Kortunov: İran'ın Zorlu Tercihi: Misilleme mi Diplomasi mi?

ABD'nin İran'a Nükleer Tesis Saldırıları: Savaşın Eşiğinde Bir Bölge

HABERRUS - ABD'nin İran'ın üç önemli nükleer tesisine düzenlediği hava saldırıları, iki ülkeyi tam ölçekli bir askeri çatışmanın eşiğine getirdi. 2020 yılında İranlı General Kasım Süleymani'nin öldürülmesinden bu yana ilk kez taraflar bu kadar yakın bir savaş tehlikesiyle karşı karşıya kaldı.

Siyaset uzmanı Andrey Kortunov'a göre, İran yönetiminin önünde kritik bir seçim bulunuyor. "İran için en makul yol, 2020'de olduğu gibi ölçülü bir tepki vererek diplomatik kanalları açık tutmak olacaktır" diyen Kortunov, ancak bunun İran liderliği için ulusal gururun zedelenmesi anlamına geleceğini belirtiyor.

Özellikle 7 Ekim 2023 sonrası Ortadoğu'daki güç dengelerinin İran aleyhine değiştiği bu dönemde, Tahran yönetiminin iç istikrarı korumak için zamana ihtiyacı olduğu vurgulanıyor.

Trump Yönetiminin Stratejik İkilemi

ABD tarafında ise Başkan Donald Trump'ın niyetleri belirsizliğini koruyor.
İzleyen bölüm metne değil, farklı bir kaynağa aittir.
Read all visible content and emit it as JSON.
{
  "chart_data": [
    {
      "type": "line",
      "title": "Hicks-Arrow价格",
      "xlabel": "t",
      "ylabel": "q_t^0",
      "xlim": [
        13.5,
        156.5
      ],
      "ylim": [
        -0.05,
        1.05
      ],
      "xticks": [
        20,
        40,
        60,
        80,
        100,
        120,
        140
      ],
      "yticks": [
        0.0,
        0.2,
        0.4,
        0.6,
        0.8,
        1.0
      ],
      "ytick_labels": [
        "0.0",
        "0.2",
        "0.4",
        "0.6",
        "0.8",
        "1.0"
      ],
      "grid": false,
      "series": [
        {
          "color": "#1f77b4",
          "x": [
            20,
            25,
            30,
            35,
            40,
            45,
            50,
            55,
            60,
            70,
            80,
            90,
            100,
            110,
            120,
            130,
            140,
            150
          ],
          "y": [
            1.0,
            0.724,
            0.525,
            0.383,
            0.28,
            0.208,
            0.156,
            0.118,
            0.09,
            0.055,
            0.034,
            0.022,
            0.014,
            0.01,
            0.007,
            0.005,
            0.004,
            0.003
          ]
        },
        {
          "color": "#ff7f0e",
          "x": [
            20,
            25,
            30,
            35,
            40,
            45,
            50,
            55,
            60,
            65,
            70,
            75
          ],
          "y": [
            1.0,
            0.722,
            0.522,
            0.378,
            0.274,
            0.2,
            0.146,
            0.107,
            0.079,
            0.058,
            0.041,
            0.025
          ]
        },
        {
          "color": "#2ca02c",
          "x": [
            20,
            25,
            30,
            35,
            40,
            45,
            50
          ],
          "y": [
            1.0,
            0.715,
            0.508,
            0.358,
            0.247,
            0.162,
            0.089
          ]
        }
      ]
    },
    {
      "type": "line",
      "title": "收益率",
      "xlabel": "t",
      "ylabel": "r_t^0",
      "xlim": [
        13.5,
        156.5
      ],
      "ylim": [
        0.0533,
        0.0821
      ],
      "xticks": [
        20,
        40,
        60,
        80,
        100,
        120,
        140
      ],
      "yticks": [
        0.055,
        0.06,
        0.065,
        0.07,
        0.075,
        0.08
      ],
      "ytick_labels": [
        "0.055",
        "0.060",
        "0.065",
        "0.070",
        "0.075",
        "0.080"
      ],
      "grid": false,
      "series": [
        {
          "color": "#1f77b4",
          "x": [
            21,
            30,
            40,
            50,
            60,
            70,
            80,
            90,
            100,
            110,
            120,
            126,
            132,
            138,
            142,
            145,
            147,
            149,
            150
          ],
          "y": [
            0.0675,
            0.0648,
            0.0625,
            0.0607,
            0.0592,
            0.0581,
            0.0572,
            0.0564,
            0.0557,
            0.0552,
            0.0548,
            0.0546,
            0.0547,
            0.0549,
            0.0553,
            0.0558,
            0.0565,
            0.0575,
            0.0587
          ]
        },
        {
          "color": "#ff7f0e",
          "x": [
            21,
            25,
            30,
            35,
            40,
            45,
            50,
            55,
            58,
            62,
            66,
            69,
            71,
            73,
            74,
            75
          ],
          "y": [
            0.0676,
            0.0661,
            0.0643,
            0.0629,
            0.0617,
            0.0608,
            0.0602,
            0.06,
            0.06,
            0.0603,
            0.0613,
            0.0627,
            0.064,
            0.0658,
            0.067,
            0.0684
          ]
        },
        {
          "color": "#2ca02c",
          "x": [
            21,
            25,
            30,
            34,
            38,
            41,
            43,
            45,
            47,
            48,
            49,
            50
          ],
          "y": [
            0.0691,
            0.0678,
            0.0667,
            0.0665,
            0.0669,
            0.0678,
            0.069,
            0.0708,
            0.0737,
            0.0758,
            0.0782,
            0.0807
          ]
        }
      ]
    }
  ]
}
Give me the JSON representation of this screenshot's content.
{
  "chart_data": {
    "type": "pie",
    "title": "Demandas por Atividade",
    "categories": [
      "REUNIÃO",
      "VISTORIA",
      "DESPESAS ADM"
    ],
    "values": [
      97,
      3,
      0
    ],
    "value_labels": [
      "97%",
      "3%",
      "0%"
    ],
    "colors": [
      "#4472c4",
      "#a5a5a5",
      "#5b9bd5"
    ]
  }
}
Kortunov'un analizine göre, Trump'ın İran'ın nükleer programını hedef almakla yetinip yetinmeyeceği veya rejim değişikliğini hedefleyip hedeflemeyeceği kritik önem taşıyor. ABD'deki "şahinler" ve İsrail'in, Trump'ı İran sorununa "nihai çözüm" bulmaya zorladığına dikkat çeken uzman, ancak Trump'ın selefi George W. Bush'tan farklı olarak ideolojik saiklerle hareket etmediğini belirtiyor.

Rejim Değişikliğinin Riskleri

Kortunov, İran'da rejim değişikliği girişiminin ciddi riskler taşıdığı uyarısında bulunuyor: "İran'ın Libya veya Somali gibi 'başarısız devlet'e dönüşmesi, bölgesel istikrarı tamamen bozabilir. Coğrafi konumu ve nüfusu göz önüne alındığında, bunun sonuçları ABD için bile yıkıcı olur." Ayrıca İran'ın bölgeden tamamen çekilmesinin, Trump'ın "İbrahim Anlaşmaları" ile kurmaya çalıştığı Arap-İsrail ittifakının temel dayanağını ortadan kaldıracağı ve Filistin sorununu yeniden gündemin merkezine taşıyacağı ifade ediliyor.

Bölgesel Dengeler ve Diplomasi Şansı

Uzman, mevcut koşullarda tarafların çıkarlarının aslında bir uzlaşmaya işaret ettiğini savunuyor: "İran'ın nükleer programında geri adım atması ve ABD'nin yaptırımları hafifletmesi mümkün. Ancak bu, her iki tarafın da yüzlerini kurtaracak karmaşık bir diplomatik koreografi gerektiriyor." Özellikle İran'da yeni seçilen Cumhurbaşkanı Mesut Pezeşkiyan'ın ılımlı imajının bu süreçte önemli bir fırsat sunabileceği belirtiliyor.

Uluslararası Toplumun Rolü

Analiz, Rusya ve Çin gibi aktörlerin arabuluculuk potansiyeline de değiniyor: "Putin yönetimi, Tahran'la olan stratejik bağlarını kullanarak krizin tırmanmasını engelleyebilir. Ancak ABD'nin tek taraflı eylemlerde ısrar etmesi durumunda uluslararası diplomasinin etkisi sınırlı kalacaktır." BM Güvenlik Konseyi'nin acil toplanarak tarafları yatıştırıcı önlemler almaya çağırmasının önemine vurgu yapılıyor.

Akıl ve Savaş Arasında İnce Çizgi

Kortunov, "Tarihsel olarak bakıldığında, Ortadoğu'daki çatışmalar genellikle tarafların en kötü seçimleri yapmasıyla sonuçlanmıştır" uyarısında bulunarak, mevcut krizin de kontrolden çıkma potansiyeli taşıdığını belirtiyor. Ancak hem İran hem de ABD'nin aslında uzun vadede bölgesel bir savaşı göze alamayacağını, bu nedenle son anda bir diplomasi şansının her zaman var olduğunu ifade ediyor.